= Ed-Dowleh =

Ed-Dowleh is a suffix used as part of titles for members of royalty who were in governing positions during the Qajar dynasty in Iran (Persia). Some of the children of Abbas Mirza who were governors also carried this title. It derives from the medieval Arabic title al-Dawla. The suffix translates literally into "of the government" but in actual usage is meant to refer to the shah who bestows the title of -dowleh. Ed-Dowleh can also be translated as "of the Empire or State."

==Usage==
An example of usage would be the brother of Mohammad Ali Shah Qajar, Salar ed-Dowleh (1881-1961). Some other examples using members of the Qajar royal family carrying the title include:

===Brothers of Mohammad Shah Qajar===
- Bahram Mirza (royal title: Moez ed-Dowleh)
- Ardeshir Mirza (royal title: Rokn ed-Dowleh)
- Farhad Mirza (royal title: Mo'tamed ed-Dowleh)
- Firuz Mirza (royal title: Nosrat ed-Dowleh)
- Khanlar Mirza (royal title: Ehteshami ed-Dowleh)
- Hamzeh Mirza (royal title: Heshmat ed-Dowleh)
- Lotfollah Mirza (royal title: Shoa' ed-Dowleh)

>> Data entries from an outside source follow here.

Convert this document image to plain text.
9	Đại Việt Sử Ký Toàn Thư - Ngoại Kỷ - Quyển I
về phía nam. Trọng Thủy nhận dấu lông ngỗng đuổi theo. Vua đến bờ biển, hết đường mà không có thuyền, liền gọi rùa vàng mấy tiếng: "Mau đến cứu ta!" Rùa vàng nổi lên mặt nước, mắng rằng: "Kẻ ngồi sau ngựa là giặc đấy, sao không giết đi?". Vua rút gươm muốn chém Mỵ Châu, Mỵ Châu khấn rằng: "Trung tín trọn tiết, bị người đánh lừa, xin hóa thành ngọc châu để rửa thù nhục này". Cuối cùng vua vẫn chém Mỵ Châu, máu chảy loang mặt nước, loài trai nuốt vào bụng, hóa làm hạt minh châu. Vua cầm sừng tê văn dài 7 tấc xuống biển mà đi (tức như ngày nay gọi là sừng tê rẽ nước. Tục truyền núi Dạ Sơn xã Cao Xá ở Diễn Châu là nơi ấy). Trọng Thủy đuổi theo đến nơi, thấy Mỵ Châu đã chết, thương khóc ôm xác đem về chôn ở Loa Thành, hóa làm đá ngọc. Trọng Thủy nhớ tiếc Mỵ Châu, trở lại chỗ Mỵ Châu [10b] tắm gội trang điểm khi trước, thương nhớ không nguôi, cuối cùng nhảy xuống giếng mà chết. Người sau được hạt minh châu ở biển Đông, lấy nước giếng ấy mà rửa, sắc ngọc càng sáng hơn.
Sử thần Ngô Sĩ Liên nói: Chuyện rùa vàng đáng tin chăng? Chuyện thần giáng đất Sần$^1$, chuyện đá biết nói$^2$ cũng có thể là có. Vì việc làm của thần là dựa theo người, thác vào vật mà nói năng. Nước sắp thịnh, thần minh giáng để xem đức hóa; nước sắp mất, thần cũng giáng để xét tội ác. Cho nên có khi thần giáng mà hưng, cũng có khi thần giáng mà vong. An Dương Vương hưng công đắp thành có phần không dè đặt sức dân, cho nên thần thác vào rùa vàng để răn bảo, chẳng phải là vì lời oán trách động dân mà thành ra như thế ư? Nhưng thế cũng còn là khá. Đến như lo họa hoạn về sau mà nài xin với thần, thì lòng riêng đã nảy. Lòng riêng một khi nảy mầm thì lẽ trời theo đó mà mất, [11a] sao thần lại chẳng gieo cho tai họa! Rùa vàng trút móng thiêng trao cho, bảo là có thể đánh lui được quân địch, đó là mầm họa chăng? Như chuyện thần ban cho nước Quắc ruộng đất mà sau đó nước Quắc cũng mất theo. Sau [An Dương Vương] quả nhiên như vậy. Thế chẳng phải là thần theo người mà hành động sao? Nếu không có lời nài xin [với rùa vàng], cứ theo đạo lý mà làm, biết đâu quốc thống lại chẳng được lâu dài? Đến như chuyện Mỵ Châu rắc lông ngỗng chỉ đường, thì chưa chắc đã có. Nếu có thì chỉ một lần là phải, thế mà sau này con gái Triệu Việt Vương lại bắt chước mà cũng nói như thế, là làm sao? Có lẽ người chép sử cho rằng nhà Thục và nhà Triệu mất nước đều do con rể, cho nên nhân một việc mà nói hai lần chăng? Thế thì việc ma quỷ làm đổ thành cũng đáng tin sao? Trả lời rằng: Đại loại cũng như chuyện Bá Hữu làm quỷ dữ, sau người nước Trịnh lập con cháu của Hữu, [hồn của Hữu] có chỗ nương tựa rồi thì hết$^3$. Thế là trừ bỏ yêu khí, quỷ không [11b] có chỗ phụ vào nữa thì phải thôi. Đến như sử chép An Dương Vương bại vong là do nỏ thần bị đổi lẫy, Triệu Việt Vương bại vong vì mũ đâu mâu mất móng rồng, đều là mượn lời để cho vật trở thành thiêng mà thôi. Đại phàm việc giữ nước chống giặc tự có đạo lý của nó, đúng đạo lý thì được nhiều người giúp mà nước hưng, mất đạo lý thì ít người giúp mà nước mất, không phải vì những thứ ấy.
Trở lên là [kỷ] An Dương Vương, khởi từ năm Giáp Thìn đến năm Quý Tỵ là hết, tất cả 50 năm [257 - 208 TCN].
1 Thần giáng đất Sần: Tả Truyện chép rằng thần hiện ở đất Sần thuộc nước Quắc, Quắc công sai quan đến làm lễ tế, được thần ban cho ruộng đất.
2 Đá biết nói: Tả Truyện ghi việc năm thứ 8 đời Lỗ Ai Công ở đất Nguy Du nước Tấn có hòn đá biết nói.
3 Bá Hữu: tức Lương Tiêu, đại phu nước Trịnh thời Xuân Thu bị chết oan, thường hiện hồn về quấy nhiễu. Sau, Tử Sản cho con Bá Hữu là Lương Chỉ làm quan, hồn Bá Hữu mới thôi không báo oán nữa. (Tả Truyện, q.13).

===Sons of Nasser al-Din Shah===
- Mass'oud Mirza Zell-e Soltan (royal title: Yamin ed-Dowleh)
- Jalal ed-Dowleh

==Decline==
The title was largely lost after Reza Shah, the creator of the Pahlavi dynasty, who had Iranians pick family names. Many families with the ed-Dowleh suffix dropped the title while keeping the first segment of their title as their surnames.